Me acuso: Muchas de las ideas que he escrito en esta columna no son mías. Le pertenecen en gran parte a mi amigo José Manuel Prieto, escritor cubano con el que converso de tarde en tarde en Nueva York. Los cincuenta años de la revolución cubana me dan la ocasión ahora de pagar mi deuda con él.
Una novela como REX (la última de las suyas), que cuenta la historia de una familia de mafiosos rusos que quieren restaurar la monarquía, en apariencia poco o nada tiene que ver con la revolución de los barbudos. Nada puede ser más distante del realismo socialista que esa novela que plantea a La búsqueda del tiempo perdido como el libro que podría contener todos los demás. Y sin embargo REX y su autor son hijos legítimos de esa revolución que enfermó a su isla de desmesura.
Pequeño peñón en medio del Caribe que ha sido el centro mismo de las preocupaciones de dos imperios gigantescos (el soviético y el americano). País símbolo, dirigido por un hombre que tiene la edad, viene de la clase social, que tuvo la ambición, que tiene la decadencia, de los escritores del boom (una idea de Prieto ésta también) que acompañaron y abandonaron una revolución que es de alguna manera también una novela del boom.
¿El siglo de las luces o El otoño del patriarca?
El error principal de todos los revolucionarios es que no creen en la revolución. Intentan infructuosamente fijar ésta, inmovilizarla, impedir su esencia, que es justamente la del movimiento. La vida de Prieto es el ejemplo mismo de esos giros permanentes e impredecibles que desencadena toda revolución. José Manuel entró a estudiar ingeniería a un país que se llamaba URSS. Salió convertido en escritor en un país que se llamaba Federación Rusa. La rueda siguió girando y Prieto se hizo mexicano y luego neoyorquino. Ahí lo conocí, en Nueva York, hablando con extraña suavidad en ruso con las camareras del Russian Samovar. Tranquilo casi siempre, Prieto no se inmuta mucho con nada. Lee a toda velocidad autobiografías de Bill Gates, o cualquier libro técnico que pasa por sus manos. Sabe un poco de todo, tiene sobre muchos temas opiniones terminantes que libera con una sonrisa más bien suave, casi pastoral.

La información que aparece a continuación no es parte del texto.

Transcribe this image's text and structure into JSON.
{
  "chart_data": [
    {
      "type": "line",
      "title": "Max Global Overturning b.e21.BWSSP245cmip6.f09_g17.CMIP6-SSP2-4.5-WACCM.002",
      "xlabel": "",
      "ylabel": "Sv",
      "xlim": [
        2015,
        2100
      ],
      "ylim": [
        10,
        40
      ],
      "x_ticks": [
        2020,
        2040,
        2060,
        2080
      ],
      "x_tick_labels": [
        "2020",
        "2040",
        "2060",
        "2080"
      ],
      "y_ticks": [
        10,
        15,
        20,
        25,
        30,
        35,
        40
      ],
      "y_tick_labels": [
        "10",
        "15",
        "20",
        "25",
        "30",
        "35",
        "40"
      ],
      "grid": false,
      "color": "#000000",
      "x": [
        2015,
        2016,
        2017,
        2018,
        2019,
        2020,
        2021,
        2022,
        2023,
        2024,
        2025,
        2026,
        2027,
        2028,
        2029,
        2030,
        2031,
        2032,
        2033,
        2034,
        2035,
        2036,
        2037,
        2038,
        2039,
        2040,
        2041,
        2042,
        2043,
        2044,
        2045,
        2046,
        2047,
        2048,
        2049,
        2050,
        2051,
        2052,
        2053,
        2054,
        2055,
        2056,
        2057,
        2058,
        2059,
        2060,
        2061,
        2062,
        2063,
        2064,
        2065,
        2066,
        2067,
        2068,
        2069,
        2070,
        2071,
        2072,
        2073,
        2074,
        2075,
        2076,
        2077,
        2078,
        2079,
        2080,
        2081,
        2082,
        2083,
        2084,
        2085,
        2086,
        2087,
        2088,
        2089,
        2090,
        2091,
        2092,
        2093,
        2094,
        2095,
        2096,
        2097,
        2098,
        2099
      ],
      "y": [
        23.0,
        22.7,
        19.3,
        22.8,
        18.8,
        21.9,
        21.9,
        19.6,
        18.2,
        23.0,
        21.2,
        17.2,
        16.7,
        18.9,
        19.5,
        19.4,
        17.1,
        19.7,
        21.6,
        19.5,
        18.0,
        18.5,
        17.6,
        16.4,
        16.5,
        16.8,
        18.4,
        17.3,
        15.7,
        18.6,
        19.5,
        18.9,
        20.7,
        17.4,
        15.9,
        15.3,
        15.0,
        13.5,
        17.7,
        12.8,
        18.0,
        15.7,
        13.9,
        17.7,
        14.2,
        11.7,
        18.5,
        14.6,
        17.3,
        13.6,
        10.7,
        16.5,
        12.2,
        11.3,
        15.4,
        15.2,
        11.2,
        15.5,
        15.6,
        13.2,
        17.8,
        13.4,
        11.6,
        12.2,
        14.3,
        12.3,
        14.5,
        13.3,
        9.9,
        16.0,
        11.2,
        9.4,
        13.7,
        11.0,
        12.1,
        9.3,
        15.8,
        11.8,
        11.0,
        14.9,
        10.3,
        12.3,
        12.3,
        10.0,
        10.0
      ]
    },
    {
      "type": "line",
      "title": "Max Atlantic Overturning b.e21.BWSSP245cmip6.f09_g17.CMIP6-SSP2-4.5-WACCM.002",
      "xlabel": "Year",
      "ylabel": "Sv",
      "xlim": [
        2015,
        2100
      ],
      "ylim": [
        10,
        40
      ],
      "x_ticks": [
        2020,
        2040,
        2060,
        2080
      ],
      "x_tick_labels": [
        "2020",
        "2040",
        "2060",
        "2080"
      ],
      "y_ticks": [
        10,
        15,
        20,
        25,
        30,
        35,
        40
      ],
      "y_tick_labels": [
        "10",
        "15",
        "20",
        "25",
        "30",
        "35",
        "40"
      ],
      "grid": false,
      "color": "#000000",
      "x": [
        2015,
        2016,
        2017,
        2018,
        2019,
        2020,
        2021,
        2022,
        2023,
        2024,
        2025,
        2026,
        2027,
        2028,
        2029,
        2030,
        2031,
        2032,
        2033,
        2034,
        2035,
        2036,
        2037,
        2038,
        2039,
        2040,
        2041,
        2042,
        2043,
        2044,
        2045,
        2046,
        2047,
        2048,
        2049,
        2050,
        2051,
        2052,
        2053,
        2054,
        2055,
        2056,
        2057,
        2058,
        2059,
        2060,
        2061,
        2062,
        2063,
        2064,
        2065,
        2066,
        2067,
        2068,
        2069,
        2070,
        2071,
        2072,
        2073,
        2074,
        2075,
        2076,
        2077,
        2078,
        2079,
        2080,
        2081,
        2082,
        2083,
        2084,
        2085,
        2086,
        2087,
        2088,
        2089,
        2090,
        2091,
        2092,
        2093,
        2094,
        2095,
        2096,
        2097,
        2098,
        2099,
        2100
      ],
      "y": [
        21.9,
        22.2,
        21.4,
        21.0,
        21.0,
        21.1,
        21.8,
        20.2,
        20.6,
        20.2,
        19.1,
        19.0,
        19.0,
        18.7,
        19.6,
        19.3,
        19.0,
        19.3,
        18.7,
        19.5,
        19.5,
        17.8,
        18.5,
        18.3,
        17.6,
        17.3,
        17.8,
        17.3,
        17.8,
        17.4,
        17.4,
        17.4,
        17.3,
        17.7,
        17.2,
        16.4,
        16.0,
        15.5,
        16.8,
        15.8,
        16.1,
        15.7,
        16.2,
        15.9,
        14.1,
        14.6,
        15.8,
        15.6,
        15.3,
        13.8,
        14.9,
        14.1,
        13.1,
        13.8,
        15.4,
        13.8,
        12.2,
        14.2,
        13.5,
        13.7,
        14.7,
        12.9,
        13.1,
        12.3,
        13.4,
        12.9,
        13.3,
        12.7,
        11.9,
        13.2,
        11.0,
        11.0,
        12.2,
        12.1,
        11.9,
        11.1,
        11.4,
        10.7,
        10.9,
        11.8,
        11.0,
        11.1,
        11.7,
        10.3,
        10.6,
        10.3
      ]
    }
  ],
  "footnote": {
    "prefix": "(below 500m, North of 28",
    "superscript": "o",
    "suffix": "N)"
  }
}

La literatura, creo así haberle escuchado una vez, nace del contacto entre la cultura más refinada y los bajos fondos más hondos. La escriben quienes necesitan inventarse un origen, o una misión, los que cambian de clase, de país y de medio, obligados a explicar e inventar de dónde vienen y hacia dónde van. Bellow, el judío, que salió del ghetto a la universidad pero que nunca puedo sentirse del todo cómodo en el claustro universitario, porque huele de ahí la vitalidad de la calle. O Nabokov, el hijo de aristócratas que tiene que dar clases de tenis para sobrevivir en otro idioma siempre distinto al suyo. Los libros de Prieto mezclan así un enorme conocimiento de la tradición literaria siempre en mano de contrabandistas, mafiosos y aventureros varios. Eso es quizás lo más cubano que tiene, un lugar, un origen, una clase, una tradición que se ha roto para siempre. Personajes que han perdido un país, pero han ganado un exilio.
El exilio de Proust, judío y homosexual entre lo que quedaba de la nobleza francesa, o el de Borges, único lector de “Beowulf” en Buenos Aires. Monstruos, me decía también Prieto una vez, estamos condenados los latinoamericanos a ser, eruditos sin biblioteca, poetas que deben inventar ellos solos toda una literatura, solterones que viven con sus madres creando sus propias divinas comedias suburbanas en el patio trasero de la casa.
Extraño país ese de la literatura, donde te exigen para darte la nacionalidad, ser extranjeros antes. Los cubanos, como los judíos por siglos, como en cierta medida los irlandeses, tienen esa ventaja, venir de un país que ha roto con sus propias fronteras. Después de todo, en literatura somos todos balseros. Los que han vivido esa tragedia de más cerca, los que saben que no es sólo una metáfora, comprenden lo que Prieto comprende de un solo vistazo, que los libros son una cuestión de sobrevivientes.